«La prima volta che ho visto Nasim, era appesa su una parete della roccia, aveva i capelli liberi al vento e lo sguardo dritto alla cima». La regista Francesca Borghetti introduce così il documentario Climbing Iran, dedicato alla libertà conquistata da Nasim Eshqi. Nasim ha iniziato ad arrampicarsi quando aveva 23 anni, rivendicando il diritto a salire in vetta e affrontando di petto la sfida per essere una donna libera di esprimere la sua immensa passione per la montagna. Ho visto e rivisto più volte il documentario in cui Nasim si arrampica sulle rocce, apre nuovi sentieri della speranza (anche sulle Alpi). Ho guardato e riguardato le sue scalate, le sue gaie risate; l’inquietudine, la forza con cui riesce a convincere tutti, anche gli uomini, a considerarla una guida. Sono rimasta stupita dal fascino della sua femminilità quando ogni volta, dopo un’arrampicata, si ridipinge le unghie di rosa perché graffiate durante la salita. L’ho vista nella sua tenda dove ride e canta mentre ascolta la musica techno. Ho assaporato ogni parola di Nasim, ogni suo sguardo, ogni sua esclamazione che incita alla libertà. «Fuori dall’Iran posso andare in giro nuda, nel mio Paese che è una Repubblica islamica mi devo coprire, anche le turiste si devono coprire», spiega Nasim con leggiadra consapevolezza a chi teme che le riprese del documentario possano danneggiarla. «Nella nostra televisione non si vedono donne fare sport. Alla fine ho deciso: sono una donna che vuole realizzare i suoi sogni e non si fermerà mai». E così è stato. Cima dopo cima, vetta dopo vetta, parete dopo parete, è diventata una leggenda. Ha preferito non scalare nelle competizioni istituzionali per la Repubblica Islamica dell’Iran per non indossare il velo, per non essere usata dal regime. Oltre alla legge degli uomini in Iran, Nasim ha sfidato anche la legge della gravità. Lo sport ha salvato la sua vita, grazie all’aiuto della montagna benigna che l’ha sempre protetta come una divinità matriarcale.

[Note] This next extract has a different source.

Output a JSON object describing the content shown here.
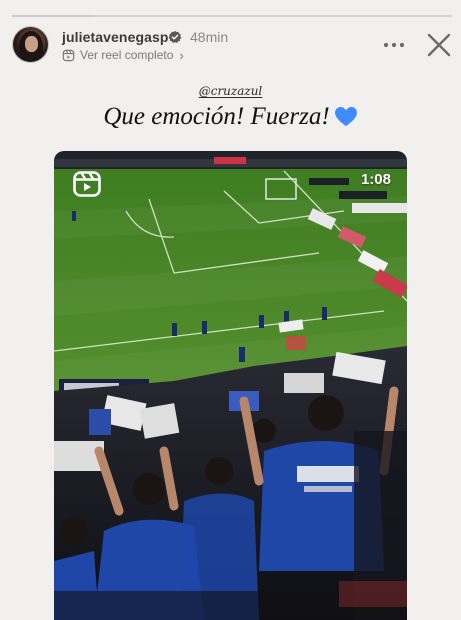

Io non ho mai parlato di politica, sono un’alpinista, mi occupo di altro. Ma questa volta si tratta di diritti umani, non posso stare zitta: le persone in Iran non li hanno e sono stanche perché il mondo non le ascolta, è silente e le ignora. Stavolta voglio essere la loro voce e aiutare

Ora, sul suo profilo Instagram posta le immagini delle manifestazioni e delle repressioni di quella che ormai non è più una protesta, ma viene giustamente chiamata rivoluzione. Di tutti gli iraniani, ma in nome delle donne. Una cosa inaudita, a pensarci su. Soprattutto adesso, che sono cominciate le impiccagioni dei ribelli. La storia di Nasim mi ha commosso. E alla fine del documentario, proiettato domenica scorsa al Teatro Parenti durante una serata dedicata alla rivoluzione iraniana, non ho provato imbarazzo quando mi sono trovata in piedi a scandire il potentissimo slogan #ZanZendegiAzadi (donna, vita, libertà) anche se io preferisco scrivere che gridare slogan ma questa volta è tutto diverso. Tutto così inaudito. Tutto così potente, brutale, catartico. E maledettamente difficile, come arrampicarsi per arrivare sul tetto del mondo. Perciò, ho deciso di tralasciare il bollettino di guerra in Iran dei morti e dei feriti; del terrore e delle torture del regime degli Ayatollah. E ho voluto raccontarvi la sua storia, una delle tante storie eroiche delle donne iraniane. Grazie Francesca Borghetti per aver dedicato quattro anni della tua vita professionale a documentare l’arrampicata di una donna straordinaria. Grazie, Nasim Eshqi.